Baker Institute for Animal Health

DEDICATED TO THE STUDY OF VETERINARY INFECTIOUS DISEASES, IMMUNOLOGY, CANCER, REPRODUCTION, GENOMICS AND EPIGENOMICS

Nanobiotechnology: tethering enzymes to make energy and diagnose disease

Alexander J. Travis, VMD, Ph.D.
Baker Institute for Animal Health
235 Hungerford Hill Road
Ithaca, NY 14853
Phone: (607) 256-5613
Fax: 607-256-5608 
ajt32@cornell.edu

A major new area of study in nanobiotechnology is being supported by an NIH Pioneer Award. These studies derived from our earlier work investigating the compartmentalization of metabolic pathways in sperm. We and others discovered that the enzymes of glycolysis are tethered along a cytoskeletal element in the principal piece of the sperm flagellum. This “solid state design” gives the sperm the ability to produce energy locally down the length of the tail—a critical adaptation in cells that have a highly restricted localization of mitochondria. We are employing a biomimetic strategy (copying a design from nature) to target these enzymes on hybrid organic-inorganic devices where they would function to produce energy in the form of ATP. Getting enzymes to function efficiently while tethered to a support is a fundamental problem in nanobiotechnology. Our binding strategy immobilizes the enzymes in a specific orientation, as opposed to simple adsorption or covalent binding methods such as carboxyl-amine binding. We’ve found consistently that our enzymes function more efficiently when bound using this biomimetic approach, both individually and when looking at the efficiency of coupled reactions of tethered enzymes. We are now exploring the impacts of different substrates on tethered enzyme activity, such as the size and composition of various nanoparticles.

If we can successfully recreate the whole glycolytic pathway, it would enable the development of self-powered, implantable nanoscale medical devices, which could use circulating glucose as fuel. Such devices could carry out a variety of medical functions, such as delivering drugs to specific sites such as solid tumors at defined kinetic rates over time.

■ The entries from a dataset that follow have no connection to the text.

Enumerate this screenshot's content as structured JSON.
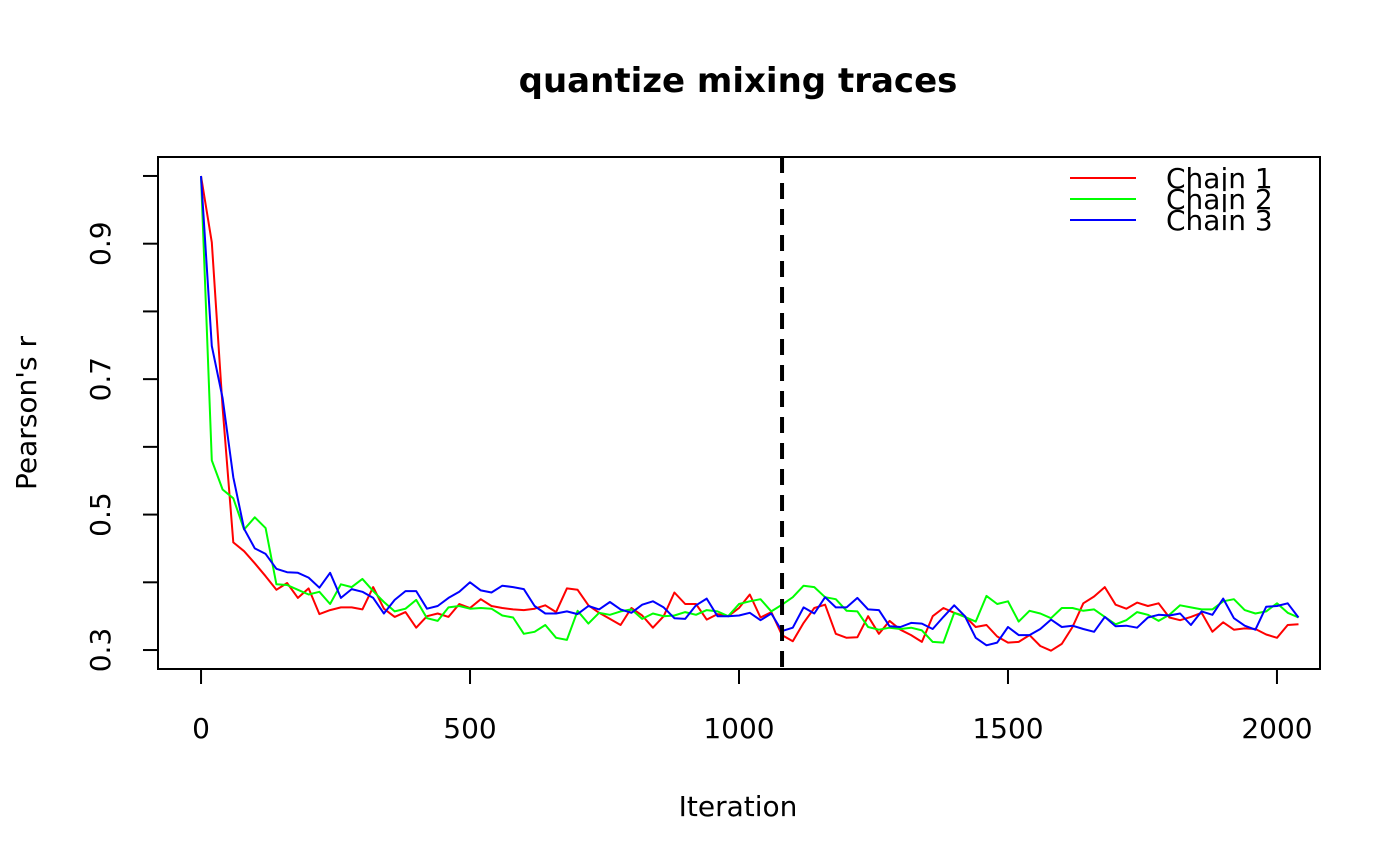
{
  "chart_data": {
    "type": "line",
    "title": "quantize mixing traces",
    "xlabel": "Iteration",
    "ylabel": "Pearson's r",
    "xlim": [
      -80,
      2080
    ],
    "ylim": [
      0.272,
      1.028
    ],
    "xticks": [
      0,
      500,
      1000,
      1500,
      2000
    ],
    "xtick_labels": [
      "0",
      "500",
      "1000",
      "1500",
      "2000"
    ],
    "yticks": [
      0.3,
      0.4,
      0.5,
      0.6,
      0.7,
      0.8,
      0.9,
      1.0
    ],
    "ytick_labels": [
      "0.3",
      "",
      "0.5",
      "",
      "0.7",
      "",
      "0.9",
      ""
    ],
    "grid": false,
    "legend_position": "top-right",
    "vline": {
      "x": 1080,
      "style": "dashed",
      "color": "#000000"
    },
    "x_step": 20,
    "series": [
      {
        "name": "Chain 1",
        "color": "#FF0000",
        "values": [
          1.0,
          0.902,
          0.658,
          0.459,
          0.446,
          0.428,
          0.409,
          0.389,
          0.399,
          0.377,
          0.391,
          0.353,
          0.359,
          0.363,
          0.363,
          0.36,
          0.393,
          0.361,
          0.349,
          0.356,
          0.333,
          0.35,
          0.354,
          0.349,
          0.368,
          0.362,
          0.375,
          0.365,
          0.362,
          0.36,
          0.359,
          0.361,
          0.366,
          0.356,
          0.391,
          0.389,
          0.366,
          0.355,
          0.346,
          0.337,
          0.362,
          0.351,
          0.333,
          0.35,
          0.385,
          0.368,
          0.368,
          0.345,
          0.353,
          0.35,
          0.362,
          0.382,
          0.348,
          0.356,
          0.322,
          0.313,
          0.34,
          0.362,
          0.367,
          0.324,
          0.318,
          0.319,
          0.35,
          0.324,
          0.343,
          0.33,
          0.322,
          0.312,
          0.35,
          0.362,
          0.355,
          0.35,
          0.334,
          0.337,
          0.32,
          0.311,
          0.312,
          0.322,
          0.306,
          0.299,
          0.309,
          0.334,
          0.369,
          0.379,
          0.393,
          0.367,
          0.361,
          0.37,
          0.365,
          0.369,
          0.348,
          0.344,
          0.349,
          0.355,
          0.327,
          0.341,
          0.33,
          0.332,
          0.331,
          0.323,
          0.318,
          0.337,
          0.338
        ]
      },
      {
        "name": "Chain 2",
        "color": "#00FF00",
        "values": [
          1.0,
          0.58,
          0.537,
          0.524,
          0.478,
          0.496,
          0.48,
          0.397,
          0.396,
          0.389,
          0.382,
          0.386,
          0.368,
          0.397,
          0.393,
          0.405,
          0.387,
          0.371,
          0.357,
          0.361,
          0.374,
          0.347,
          0.343,
          0.363,
          0.365,
          0.361,
          0.362,
          0.361,
          0.351,
          0.348,
          0.324,
          0.327,
          0.337,
          0.318,
          0.315,
          0.358,
          0.339,
          0.355,
          0.352,
          0.357,
          0.36,
          0.346,
          0.354,
          0.35,
          0.351,
          0.356,
          0.352,
          0.359,
          0.357,
          0.35,
          0.368,
          0.372,
          0.375,
          0.357,
          0.367,
          0.378,
          0.395,
          0.393,
          0.378,
          0.375,
          0.358,
          0.357,
          0.334,
          0.33,
          0.333,
          0.331,
          0.333,
          0.329,
          0.312,
          0.311,
          0.355,
          0.349,
          0.342,
          0.38,
          0.368,
          0.372,
          0.342,
          0.358,
          0.354,
          0.347,
          0.362,
          0.362,
          0.358,
          0.36,
          0.349,
          0.338,
          0.344,
          0.356,
          0.352,
          0.343,
          0.352,
          0.366,
          0.363,
          0.36,
          0.36,
          0.372,
          0.375,
          0.359,
          0.354,
          0.357,
          0.369,
          0.355,
          0.348
        ]
      },
      {
        "name": "Chain 3",
        "color": "#0000FF",
        "values": [
          1.0,
          0.749,
          0.672,
          0.555,
          0.479,
          0.45,
          0.442,
          0.42,
          0.415,
          0.414,
          0.407,
          0.392,
          0.414,
          0.377,
          0.39,
          0.386,
          0.377,
          0.354,
          0.374,
          0.387,
          0.387,
          0.361,
          0.365,
          0.377,
          0.386,
          0.4,
          0.388,
          0.385,
          0.395,
          0.393,
          0.39,
          0.365,
          0.354,
          0.354,
          0.357,
          0.353,
          0.365,
          0.36,
          0.371,
          0.36,
          0.355,
          0.367,
          0.372,
          0.363,
          0.347,
          0.346,
          0.366,
          0.376,
          0.35,
          0.35,
          0.351,
          0.355,
          0.344,
          0.354,
          0.328,
          0.333,
          0.363,
          0.354,
          0.378,
          0.363,
          0.363,
          0.377,
          0.36,
          0.359,
          0.335,
          0.334,
          0.34,
          0.339,
          0.331,
          0.349,
          0.366,
          0.35,
          0.318,
          0.307,
          0.311,
          0.334,
          0.322,
          0.322,
          0.331,
          0.345,
          0.334,
          0.336,
          0.331,
          0.327,
          0.349,
          0.335,
          0.336,
          0.333,
          0.348,
          0.352,
          0.351,
          0.354,
          0.337,
          0.357,
          0.352,
          0.376,
          0.347,
          0.336,
          0.33,
          0.364,
          0.365,
          0.369,
          0.348
        ]
      }
    ]
  }
}
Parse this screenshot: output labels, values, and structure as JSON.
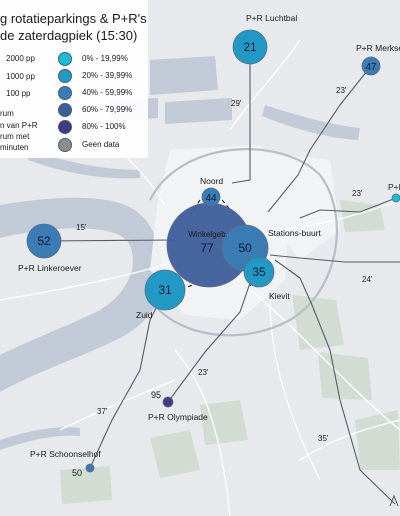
{
  "map": {
    "title_line1": "g rotatieparkings & P+R's",
    "title_line2": "de zaterdagpiek (15:30)",
    "size_legend": [
      "2000 pp",
      "1000 pp",
      "100 pp"
    ],
    "legend_note_lines": [
      "rum",
      "n van P+R",
      "rum met",
      "minuten"
    ],
    "classes": [
      {
        "label": "0% - 19,99%",
        "color": "#1bbcd2"
      },
      {
        "label": "20% - 39,99%",
        "color": "#2199c4"
      },
      {
        "label": "40% - 59,99%",
        "color": "#3a7cb3"
      },
      {
        "label": "60% - 79,99%",
        "color": "#3d5d9a"
      },
      {
        "label": "80% - 100%",
        "color": "#3f3b85"
      },
      {
        "label": "Geen data",
        "color": "#8e8e8e"
      }
    ],
    "parkings": [
      {
        "name": "Winkelgeb.",
        "value": "77",
        "color": "#3d5d9a"
      },
      {
        "name": "Stations-buurt",
        "value": "50",
        "color": "#3a7cb3"
      },
      {
        "name": "Kievit",
        "value": "35",
        "color": "#2199c4"
      },
      {
        "name": "Zuid",
        "value": "31",
        "color": "#2199c4"
      },
      {
        "name": "Noord",
        "value": "44",
        "color": "#3a7cb3"
      },
      {
        "name": "P+R Linkeroever",
        "value": "52",
        "color": "#3a7cb3"
      },
      {
        "name": "P+R Luchtbal",
        "value": "21",
        "color": "#2199c4"
      },
      {
        "name": "P+R Merksem",
        "value": "47",
        "color": "#3a7cb3"
      },
      {
        "name": "P+R Olympiade",
        "value": "95",
        "color": "#3f3b85"
      },
      {
        "name": "P+R Schoonselhof",
        "value": "50",
        "color": "#3a7cb3"
      },
      {
        "name": "P+R",
        "value": "",
        "color": "#1bbcd2"
      }
    ],
    "travel_times": [
      "29'",
      "23'",
      "23'",
      "15'",
      "24'",
      "23'",
      "37'",
      "35'"
    ]
  }
}
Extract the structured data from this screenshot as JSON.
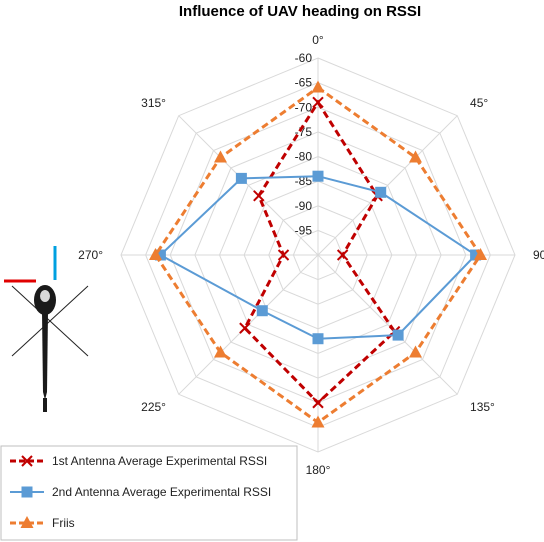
{
  "chart_data": {
    "type": "radar",
    "title": "Influence of UAV heading on RSSI",
    "categories": [
      "0°",
      "45°",
      "90°",
      "135°",
      "180°",
      "225°",
      "270°",
      "315°"
    ],
    "r_ticks": [
      "-60",
      "-65",
      "-70",
      "-75",
      "-80",
      "-85",
      "-90",
      "-95"
    ],
    "rlim": [
      -100,
      -60
    ],
    "grid": true,
    "legend_position": "bottom-left",
    "series": [
      {
        "name": "1st Antenna Average Experimental RSSI",
        "values": [
          -69,
          -83,
          -95,
          -78,
          -70,
          -79,
          -93,
          -83
        ],
        "color": "#c00000",
        "line": "dashed",
        "marker": "x"
      },
      {
        "name": "2nd Antenna Average Experimental RSSI",
        "values": [
          -84,
          -82,
          -68,
          -77,
          -83,
          -84,
          -68,
          -78
        ],
        "color": "#5b9bd5",
        "line": "solid",
        "marker": "square"
      },
      {
        "name": "Friis",
        "values": [
          -66,
          -72,
          -67,
          -72,
          -66,
          -72,
          -67,
          -72
        ],
        "color": "#ed7d31",
        "line": "dashed",
        "marker": "triangle"
      }
    ]
  }
}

Now that we have many enzymes working while tethered, we are exploring other uses for them, such as point-of-care diagnostics to detect disease biomarkers. The use of these tethered enzymes has many advantages in speed, cost, and sensitivity in comparison to antibody-based biomarker detection. These attributes give us an opportunity to pursue point-of-care diagnostics for time-sensitive pathologies such as stroke, and applications such as traumatic brain injury where a quantifiable assessment is needed because the extent of injury is often not obvious.